Il y a ceux qui vous prennent vos idées, j’ai une assez belle collection de sites dont le principe de navigation est une photo plus ou moins bonne de table de travail avec des zones cliquables qui débouchent sur les différentes parties du site. Il y a même ceux qui prennent littéralement vos images les collent dans leur site sans la moindre mention de leur auteur.

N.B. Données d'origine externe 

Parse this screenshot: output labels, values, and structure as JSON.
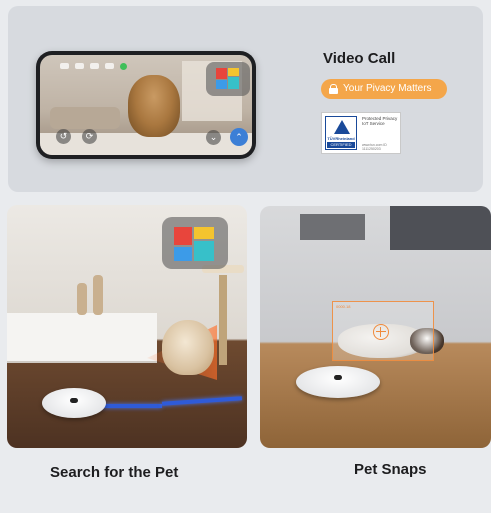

Bref, il y a beaucoup de lâcheté derrière cela, mais surtout ce qui déborde comme de la glace fondante hors du cornet et qui dégouline salement, c’est l’envie d’être aimé et estimé et l’empressement à ce désir. Et cette colle se tient tapie dans tous les forums où les gens ne se lisent pas, mais écrivent sans tenir compte du point de vue de l’Autre : quel bénéfice tire-t-on de confronter son point de vue à celui des autres si le sien n’a aucune chance de varier d’un iota ? Cette glu est aussi de tous les mails élogieux pour votre site, éloges très courts, parfois plus brefs encore que l’adresse du site qui est jointe juste en dessous. Et comment certaines listes de discussion ressemblent à des réunions tupperware ou des réunions d’Alcooliques Anonymes dans le fin fond de l’Ohio, Hi I’m Bob and I am an alcooholic, tous en choeur Hi Bob.

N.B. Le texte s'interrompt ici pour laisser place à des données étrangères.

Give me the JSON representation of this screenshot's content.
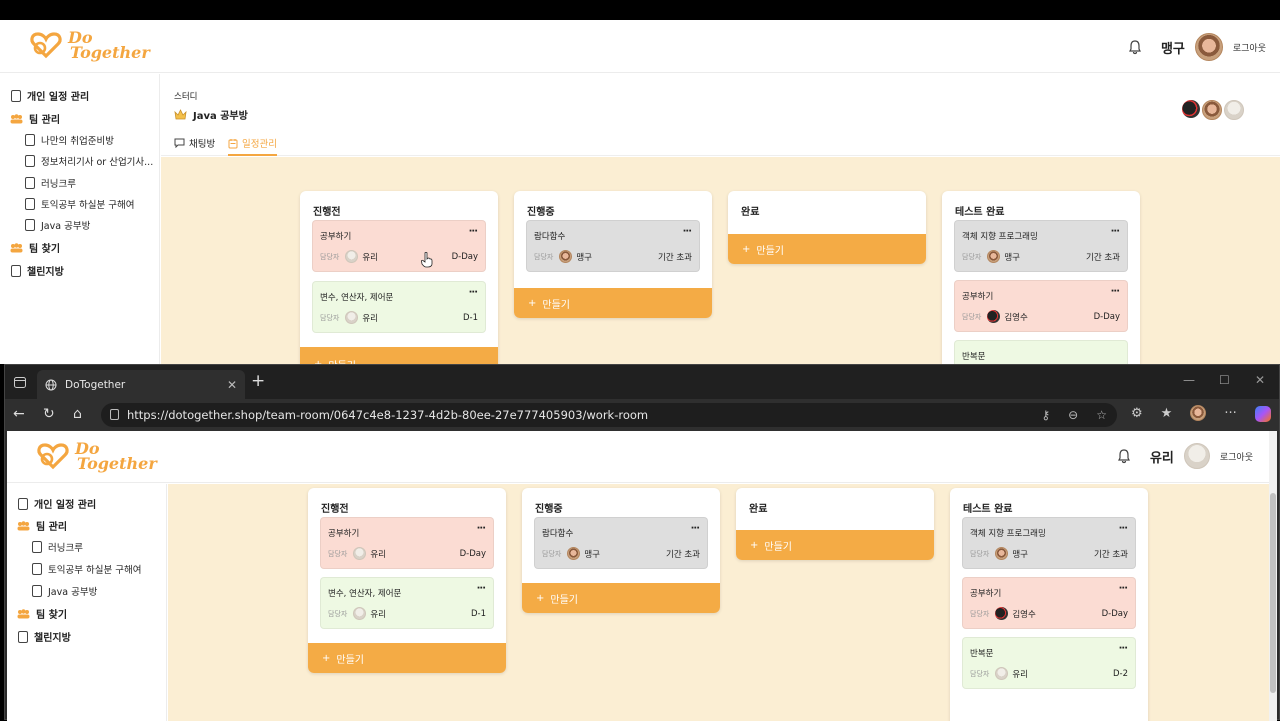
{
  "brand": {
    "logo_line1": "Do",
    "logo_line2": "Together",
    "accent": "#f4ab45"
  },
  "top_app": {
    "user_name": "맹구",
    "logout_label": "로그아웃",
    "sidebar": [
      {
        "label": "개인 일정 관리",
        "icon": "doc-icon"
      },
      {
        "label": "팀 관리",
        "icon": "team-icon"
      },
      {
        "label": "나만의 취업준비방",
        "icon": "doc-icon",
        "sub": true
      },
      {
        "label": "정보처리기사 or 산업기사...",
        "icon": "doc-icon",
        "sub": true
      },
      {
        "label": "러닝크루",
        "icon": "doc-icon",
        "sub": true
      },
      {
        "label": "토익공부 하실분 구해여",
        "icon": "doc-icon",
        "sub": true
      },
      {
        "label": "Java 공부방",
        "icon": "doc-icon",
        "sub": true
      },
      {
        "label": "팀 찾기",
        "icon": "team-icon"
      },
      {
        "label": "챌린지방",
        "icon": "doc-icon"
      }
    ],
    "room_category": "스터디",
    "room_name": "Java 공부방",
    "tabs": [
      "채팅방",
      "일정관리"
    ],
    "active_tab": "일정관리"
  },
  "browser": {
    "tab_title": "DoTogether",
    "url": "https://dotogether.shop/team-room/0647c4e8-1237-4d2b-80ee-27e777405903/work-room"
  },
  "bottom_app": {
    "user_name": "유리",
    "logout_label": "로그아웃",
    "sidebar": [
      {
        "label": "개인 일정 관리",
        "icon": "doc-icon"
      },
      {
        "label": "팀 관리",
        "icon": "team-icon"
      },
      {
        "label": "러닝크루",
        "icon": "doc-icon",
        "sub": true
      },
      {
        "label": "토익공부 하실분 구해여",
        "icon": "doc-icon",
        "sub": true
      },
      {
        "label": "Java 공부방",
        "icon": "doc-icon",
        "sub": true
      },
      {
        "label": "팀 찾기",
        "icon": "team-icon"
      },
      {
        "label": "챌린지방",
        "icon": "doc-icon"
      }
    ]
  },
  "board": {
    "owner_label": "담당자",
    "add_label": "만들기",
    "columns": [
      {
        "title": "진행전",
        "cards": [
          {
            "title": "공부하기",
            "owner": "유리",
            "due": "D-Day",
            "color": "red",
            "avatar": "bunny"
          },
          {
            "title": "변수, 연산자, 제어문",
            "owner": "유리",
            "due": "D-1",
            "color": "green",
            "avatar": "bunny"
          }
        ]
      },
      {
        "title": "진행중",
        "cards": [
          {
            "title": "람다함수",
            "owner": "맹구",
            "due": "기간 초과",
            "color": "gray",
            "avatar": "face"
          }
        ]
      },
      {
        "title": "완료",
        "cards": []
      },
      {
        "title": "테스트 완료",
        "cards": [
          {
            "title": "객체 지향 프로그래밍",
            "owner": "맹구",
            "due": "기간 초과",
            "color": "gray",
            "avatar": "face"
          },
          {
            "title": "공부하기",
            "owner": "김영수",
            "due": "D-Day",
            "color": "red",
            "avatar": "bird"
          },
          {
            "title": "반복문",
            "owner": "유리",
            "due": "D-2",
            "color": "green",
            "avatar": "bunny"
          }
        ]
      }
    ]
  }
}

Et tu vois Anne je suis sûr que tu ne t’en aies pas aperçu, ou que tu commences à t’en rendre compte, mais même dans cette liste de diffusion de parents en difficulté comme nous, je suis certain qu’il y a des correspondants qui ont toujours plus raison que les autres. Des gens qui se disent merci pour des petits riens, dans l’espoir qu’à eux aussi on dise merci. Et d’une certaine façon tu peux leur dire merci pour ton vague à l’âme ce soir.

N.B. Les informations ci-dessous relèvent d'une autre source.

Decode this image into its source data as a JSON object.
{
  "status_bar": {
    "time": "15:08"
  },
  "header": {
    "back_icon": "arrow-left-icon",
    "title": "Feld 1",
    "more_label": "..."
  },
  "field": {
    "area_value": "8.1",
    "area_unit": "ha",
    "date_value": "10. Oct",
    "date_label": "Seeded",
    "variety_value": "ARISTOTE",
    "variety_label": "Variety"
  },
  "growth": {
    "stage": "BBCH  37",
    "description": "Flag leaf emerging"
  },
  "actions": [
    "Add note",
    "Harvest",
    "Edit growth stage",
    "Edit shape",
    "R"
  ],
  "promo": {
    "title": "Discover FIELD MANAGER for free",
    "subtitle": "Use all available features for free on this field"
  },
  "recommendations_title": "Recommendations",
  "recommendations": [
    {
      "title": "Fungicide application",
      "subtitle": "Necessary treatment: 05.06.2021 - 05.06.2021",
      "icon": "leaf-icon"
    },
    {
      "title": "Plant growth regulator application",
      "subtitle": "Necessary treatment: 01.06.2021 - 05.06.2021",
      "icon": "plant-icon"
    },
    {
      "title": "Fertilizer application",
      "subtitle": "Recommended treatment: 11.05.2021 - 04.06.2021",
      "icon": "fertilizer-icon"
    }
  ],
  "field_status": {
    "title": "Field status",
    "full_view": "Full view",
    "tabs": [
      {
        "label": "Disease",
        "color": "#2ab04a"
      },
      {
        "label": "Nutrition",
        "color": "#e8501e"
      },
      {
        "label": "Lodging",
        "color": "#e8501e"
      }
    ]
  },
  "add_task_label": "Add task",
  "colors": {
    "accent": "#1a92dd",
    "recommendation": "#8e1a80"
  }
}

Photographie de Walker Evans.

Ai reçu aussi hier un mail qui me demandait comment cela se faisait que je ne parlais pas des évictions de squats le jour de la rentrée scolaire dans la rue de la Fraternité. Alors pour ceux qui en douteraient oui, j’ai honte. Merci.
 

Lundi Lundi 5 septembre 2005

Lorsque nous nous sommes couchés hier soir, Anne et moi, étions tous les deux rompus de fatigue. Anne, de fait s’est endormie rapidement, mais était-ce d’être un peu décalé d’avoir travaillé la nuit dernière, ou encore cette chaleur étonnante de début septembre, mais je n’ai pas fermé l’oeil avant le milieu de la nuit. Et ce qui m’étonne le plus c’est comment ce matin, il ne me reste absolument rien des pensées sans doute préoccupantes qui m’empêchaient de m’endormir comme le corps le réclamait, alors comment pouvaient elles être à ce point soucieuses pour causer l’insomnie et cependant ne pas marquer l’esprit qui n’en garde aucun souvenir le lendemain matin, aussi peu que des fragments d’un rêve que l’on oublie aussitôt ? Je me demande alors si je n’ai pas en fait dormi et rêvé les yeux ouverts, mais non, je n’ai pas fait une nuit pleine, je le sens dans mes épaules qui sont lourdes de fatigue, comme si, assis sur mon siège dans le garage, quelqu’un pesait sur elles, ou encore comme si l’on avait posé sur elles une planche lestée de briques comme sur la photographie du maçon d’August Sander. Je me suis toujours demandé comment un homme pouvait surpporter une telle charge, une vingtaine de briques. Lorsque j’ai bricolé des rayonnages pour les livres dans la pièce du haut, j’ai remonté du garage quelques unes des briques que j’avais rapportées de Portmouth, et j’étais tout juste capable d’en remonter huit à la fois, sur une planche aussi, idée qui m’est venue en pensant à cette photographe d’August Sander, et pourtant je vous assure que je ne suis pas exactement maigrichon. Vingt briques à la fois, comment fait-il ?, et c’est exactement ce que je me suis toujours demandé en regardant cette photographie d’August Sander : comment fait-il ? Ce matin, assis devant l’ordinateur, fatigué d’avoir donc si mal dormi, j’ai le sentiment de porter mes vingt briques. Ce dont je ne suis pas capable.